A learning agenda, not a finished model

Decades of research in learning sciences, identity studies and behavioral psychology support the idea that emotion, context and relationships play a critical role in shaping how people learn and grow. Jewish learning is no exception.

And for learners who have limited prior exposure to Jewish life, those emotional and social cues may matter even more than the intellectual content itself — at least at the outset.

Across the Jim Joseph Foundation’s Emergent Strategy, we’re seeing that meaningful Jewish growth often happens in experiences that don’t fit traditional molds. They may be brief, digital, aesthetic or episodic. But they are real. And they often serve as entry points into deeper exploration.

Rather than judging these experiences by how closely they resemble legacy formats, we need to ask: Did they spark connection?
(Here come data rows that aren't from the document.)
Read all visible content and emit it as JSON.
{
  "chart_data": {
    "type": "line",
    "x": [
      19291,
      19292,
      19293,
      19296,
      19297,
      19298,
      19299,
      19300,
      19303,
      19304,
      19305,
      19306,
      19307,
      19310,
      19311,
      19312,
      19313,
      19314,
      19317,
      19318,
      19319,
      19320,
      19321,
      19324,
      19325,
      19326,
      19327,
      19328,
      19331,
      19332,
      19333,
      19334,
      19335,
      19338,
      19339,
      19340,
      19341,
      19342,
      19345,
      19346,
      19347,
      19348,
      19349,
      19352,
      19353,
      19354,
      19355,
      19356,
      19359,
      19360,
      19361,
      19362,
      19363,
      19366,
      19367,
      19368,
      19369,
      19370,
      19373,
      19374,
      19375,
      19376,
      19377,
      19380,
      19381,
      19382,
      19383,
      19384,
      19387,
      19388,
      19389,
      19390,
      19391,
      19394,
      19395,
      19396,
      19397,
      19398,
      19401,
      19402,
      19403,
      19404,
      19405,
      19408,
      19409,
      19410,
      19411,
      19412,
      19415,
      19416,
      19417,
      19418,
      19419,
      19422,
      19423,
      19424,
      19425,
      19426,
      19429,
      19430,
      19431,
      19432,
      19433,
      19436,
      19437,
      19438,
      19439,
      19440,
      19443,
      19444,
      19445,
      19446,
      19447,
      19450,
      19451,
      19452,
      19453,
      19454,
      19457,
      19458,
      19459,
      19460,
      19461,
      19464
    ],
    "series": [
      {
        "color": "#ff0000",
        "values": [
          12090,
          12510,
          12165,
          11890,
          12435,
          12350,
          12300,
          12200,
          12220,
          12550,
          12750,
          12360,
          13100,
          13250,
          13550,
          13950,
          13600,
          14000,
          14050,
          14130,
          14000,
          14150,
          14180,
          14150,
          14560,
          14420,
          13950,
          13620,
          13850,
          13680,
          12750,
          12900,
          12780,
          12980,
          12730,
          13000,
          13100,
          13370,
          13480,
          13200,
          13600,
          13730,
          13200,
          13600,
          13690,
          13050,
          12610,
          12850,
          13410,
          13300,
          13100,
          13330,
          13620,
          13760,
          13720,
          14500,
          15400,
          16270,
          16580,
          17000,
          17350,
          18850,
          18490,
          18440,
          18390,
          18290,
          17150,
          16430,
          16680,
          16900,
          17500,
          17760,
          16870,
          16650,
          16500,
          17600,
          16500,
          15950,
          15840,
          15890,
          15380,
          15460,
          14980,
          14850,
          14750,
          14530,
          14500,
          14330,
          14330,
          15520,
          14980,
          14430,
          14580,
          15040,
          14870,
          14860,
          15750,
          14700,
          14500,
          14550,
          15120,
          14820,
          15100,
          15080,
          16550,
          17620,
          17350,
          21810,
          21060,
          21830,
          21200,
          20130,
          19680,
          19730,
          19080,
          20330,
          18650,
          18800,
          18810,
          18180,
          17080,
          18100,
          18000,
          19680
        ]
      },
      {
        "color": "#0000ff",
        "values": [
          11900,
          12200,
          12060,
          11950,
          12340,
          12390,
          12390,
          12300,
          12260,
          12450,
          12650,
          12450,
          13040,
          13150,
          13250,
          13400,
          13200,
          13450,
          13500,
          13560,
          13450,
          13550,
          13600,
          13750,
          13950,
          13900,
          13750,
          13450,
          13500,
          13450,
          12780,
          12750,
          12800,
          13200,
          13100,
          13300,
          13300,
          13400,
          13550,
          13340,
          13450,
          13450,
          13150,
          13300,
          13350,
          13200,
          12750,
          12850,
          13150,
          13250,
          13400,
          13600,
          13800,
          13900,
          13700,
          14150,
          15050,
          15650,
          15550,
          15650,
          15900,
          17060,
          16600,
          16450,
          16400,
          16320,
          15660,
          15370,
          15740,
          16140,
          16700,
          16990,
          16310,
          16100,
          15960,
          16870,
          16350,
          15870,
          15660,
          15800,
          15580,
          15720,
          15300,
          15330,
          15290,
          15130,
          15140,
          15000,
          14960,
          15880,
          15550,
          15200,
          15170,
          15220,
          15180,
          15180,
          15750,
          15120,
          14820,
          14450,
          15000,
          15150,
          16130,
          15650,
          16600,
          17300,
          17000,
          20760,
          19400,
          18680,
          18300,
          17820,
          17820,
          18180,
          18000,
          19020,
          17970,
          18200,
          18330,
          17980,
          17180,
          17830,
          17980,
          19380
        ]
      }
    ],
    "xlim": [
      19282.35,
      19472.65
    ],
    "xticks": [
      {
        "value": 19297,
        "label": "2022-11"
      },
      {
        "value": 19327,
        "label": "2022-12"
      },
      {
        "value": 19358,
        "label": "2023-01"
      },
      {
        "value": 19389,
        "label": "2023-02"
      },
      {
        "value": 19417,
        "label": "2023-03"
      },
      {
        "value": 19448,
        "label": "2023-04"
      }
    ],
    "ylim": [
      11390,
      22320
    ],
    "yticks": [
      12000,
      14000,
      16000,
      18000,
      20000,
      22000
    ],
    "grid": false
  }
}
Did participants feel a sense of belonging and resonance? Was a perspective shifted and a possibility opened? Were new important questions provoked?

If the answer is yes, that’s not a side effect. That’s impact.

Making room for what’s emerging

This isn’t about rejecting what came before. It’s about making room for what’s emerging; about building a shared language that can describe success more fully (i.e., how relevance and resonance is achieved) and reflect the full humanity of the myriad people we aim to serve.

We know Jewish learning isn’t just about mastery. It’s about meaning. It’s not just about what we teach — it’s about what people carry with them. And when we recognize that learning can happen in many forms, at many paces, with all people and many outcomes, we open the door to a more inclusive and better understanding of the promise of what Jewish education can achieve.

Rachel Heiligman is the strategy advisor and senior portfolio lead of R&D at the Jim Joseph Foundation. 

Stacie Cherner is the director of research and learning at the Jim Joseph Foundation.